Die Ursache für das Desaster war banal und gleichzeitig verheerend: Undichtigkeiten im Beton und der steigende Grundwasserspiegel hatten den Bunker langsam, aber unaufhaltsam mit Wasser gefüllt. Die Mineralien im Wasser beschleunigten die Korrosion, und die fehlende Belüftung schuf eine ideale Brutstätte für Schimmel und Bakterien. „Es war ein Schock“, so ein beteiligter Restaurator. „Der Wagen war in einem Zustand, den man sich kaum vorstellen kann.“

Ein trauriges erbe: sentimentalität statt wert

Ein trauriges erbe: sentimentalität statt wert

Trotz der Katastrophe unternahm ein Spezialunternehmen einen verzweifelten Versuch, das Fahrzeug zu retten. Nach monatelanger Arbeit konnten Teile der ursprünglichen Goldlackierung freigelegt werden. Doch die Schäden waren zu gravierend. Der Motor war zerstört, die Innenausstattung verrottet. Der Wettbewerbspreis ging an Raymond Humbertson, der die Einwohnerzahl Tulsas nur knapp verfehlt hatte. Doch Humbertson war bereits 1979 verstorben, sodass seine Schwestern Catherine und Levada die Trümmer des Plymouth Belvedere in Empfang nahmen – ein sentimentales Erbe, das keinen materiellen Wert besaß.

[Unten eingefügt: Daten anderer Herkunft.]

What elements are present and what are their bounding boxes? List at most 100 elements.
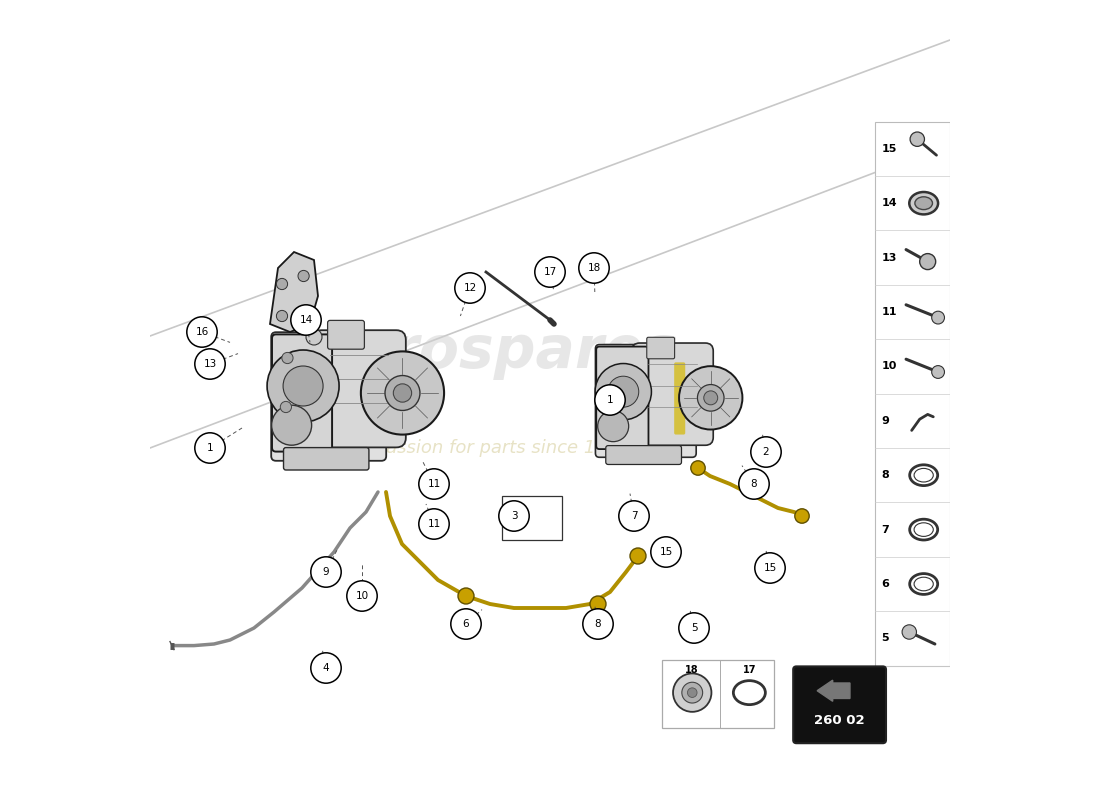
Circle shape — [795, 509, 810, 523]
Text: 7: 7 — [630, 511, 637, 521]
Text: 10: 10 — [355, 591, 368, 601]
FancyBboxPatch shape — [793, 666, 886, 743]
Circle shape — [290, 305, 321, 335]
Circle shape — [346, 329, 362, 345]
Text: 5: 5 — [691, 623, 697, 633]
Circle shape — [590, 596, 606, 612]
Ellipse shape — [910, 192, 938, 214]
Text: 13: 13 — [881, 253, 896, 262]
Text: 18: 18 — [685, 665, 700, 674]
Bar — [874, 122, 950, 666]
Text: 11: 11 — [881, 307, 896, 317]
Text: 15: 15 — [659, 547, 672, 557]
Text: 1: 1 — [207, 443, 213, 453]
Circle shape — [910, 132, 924, 146]
Circle shape — [691, 461, 705, 475]
Text: 10: 10 — [881, 362, 896, 371]
Text: 1: 1 — [607, 395, 614, 405]
Text: 13: 13 — [204, 359, 217, 369]
Text: 260 02: 260 02 — [814, 714, 865, 726]
Text: eurospares: eurospares — [309, 323, 679, 381]
Circle shape — [195, 349, 226, 379]
Circle shape — [394, 384, 411, 402]
Circle shape — [597, 410, 629, 442]
Circle shape — [280, 402, 292, 413]
Ellipse shape — [914, 469, 933, 482]
Circle shape — [679, 613, 710, 643]
FancyBboxPatch shape — [606, 446, 682, 465]
Circle shape — [306, 329, 322, 345]
Text: 2: 2 — [762, 447, 769, 457]
Circle shape — [704, 391, 717, 405]
Circle shape — [679, 366, 743, 430]
FancyBboxPatch shape — [631, 343, 713, 446]
Circle shape — [276, 310, 287, 322]
Ellipse shape — [915, 197, 933, 210]
Bar — [662, 660, 774, 728]
FancyBboxPatch shape — [647, 338, 674, 358]
Circle shape — [755, 553, 785, 583]
Circle shape — [673, 674, 712, 712]
Text: 12: 12 — [463, 283, 476, 293]
Circle shape — [651, 537, 681, 567]
Text: 17: 17 — [742, 665, 756, 674]
Text: 15: 15 — [881, 144, 896, 154]
Text: 6: 6 — [463, 619, 470, 629]
Circle shape — [282, 352, 293, 363]
Circle shape — [619, 501, 649, 531]
Circle shape — [361, 351, 444, 434]
Circle shape — [535, 257, 565, 287]
Text: 3: 3 — [510, 511, 517, 521]
Text: 14: 14 — [299, 315, 312, 325]
Circle shape — [920, 254, 936, 270]
Circle shape — [195, 433, 226, 463]
Circle shape — [187, 317, 217, 347]
FancyBboxPatch shape — [312, 330, 406, 447]
Circle shape — [419, 509, 449, 539]
Circle shape — [751, 437, 781, 467]
Circle shape — [932, 366, 945, 378]
Circle shape — [739, 469, 769, 499]
Circle shape — [458, 588, 474, 604]
Ellipse shape — [914, 523, 933, 537]
Text: 9: 9 — [322, 567, 329, 577]
Circle shape — [688, 688, 697, 698]
Circle shape — [579, 253, 609, 283]
Circle shape — [451, 609, 481, 639]
Circle shape — [419, 469, 449, 499]
FancyBboxPatch shape — [272, 334, 332, 451]
Ellipse shape — [914, 578, 933, 591]
Circle shape — [311, 653, 341, 683]
Circle shape — [385, 375, 420, 410]
Circle shape — [454, 273, 485, 303]
Text: 8: 8 — [750, 479, 757, 489]
Text: 11: 11 — [428, 479, 441, 489]
FancyBboxPatch shape — [284, 448, 368, 470]
FancyBboxPatch shape — [674, 362, 685, 434]
Circle shape — [283, 366, 323, 406]
Text: 6: 6 — [881, 579, 889, 589]
Circle shape — [311, 557, 341, 587]
Circle shape — [608, 376, 639, 407]
Circle shape — [630, 548, 646, 564]
FancyBboxPatch shape — [595, 345, 696, 458]
Text: 16: 16 — [196, 327, 209, 337]
FancyBboxPatch shape — [596, 346, 649, 449]
Text: 8: 8 — [881, 470, 889, 480]
Circle shape — [272, 405, 311, 445]
Circle shape — [267, 350, 339, 422]
Circle shape — [595, 385, 625, 415]
Circle shape — [932, 311, 945, 324]
Text: 17: 17 — [543, 267, 557, 277]
Circle shape — [682, 682, 703, 703]
Circle shape — [276, 278, 287, 290]
FancyArrow shape — [817, 680, 850, 702]
Bar — [502, 496, 562, 540]
Circle shape — [902, 625, 916, 639]
Circle shape — [697, 385, 724, 411]
Circle shape — [298, 270, 309, 282]
Text: 18: 18 — [587, 263, 601, 273]
FancyBboxPatch shape — [328, 320, 364, 349]
Text: 5: 5 — [881, 634, 889, 643]
Text: 4: 4 — [322, 663, 329, 673]
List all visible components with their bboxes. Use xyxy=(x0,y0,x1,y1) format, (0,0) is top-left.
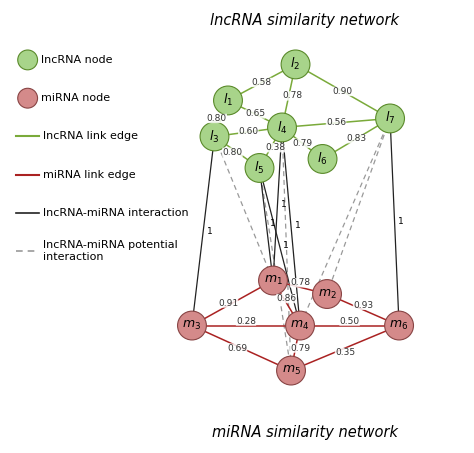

Heute ruht Miss Belvedere in einem Museum in Illinois, als mahnendes Beispiel für menschlichen Ehrgeiz und die unbezwingbare Kraft der Natur. Die Geschichte des Plymouth Belvedere aus Tulsa ist eine Erinnerung daran, dass selbst die ausgeklügeltesten Pläne scheitern können, wenn sie die elementaren Kräfte nicht respektieren. Eine Wette mit der Zeit, die verloren ging – und doch eine faszinierende Geschichte für die Nachwelt hinterließ.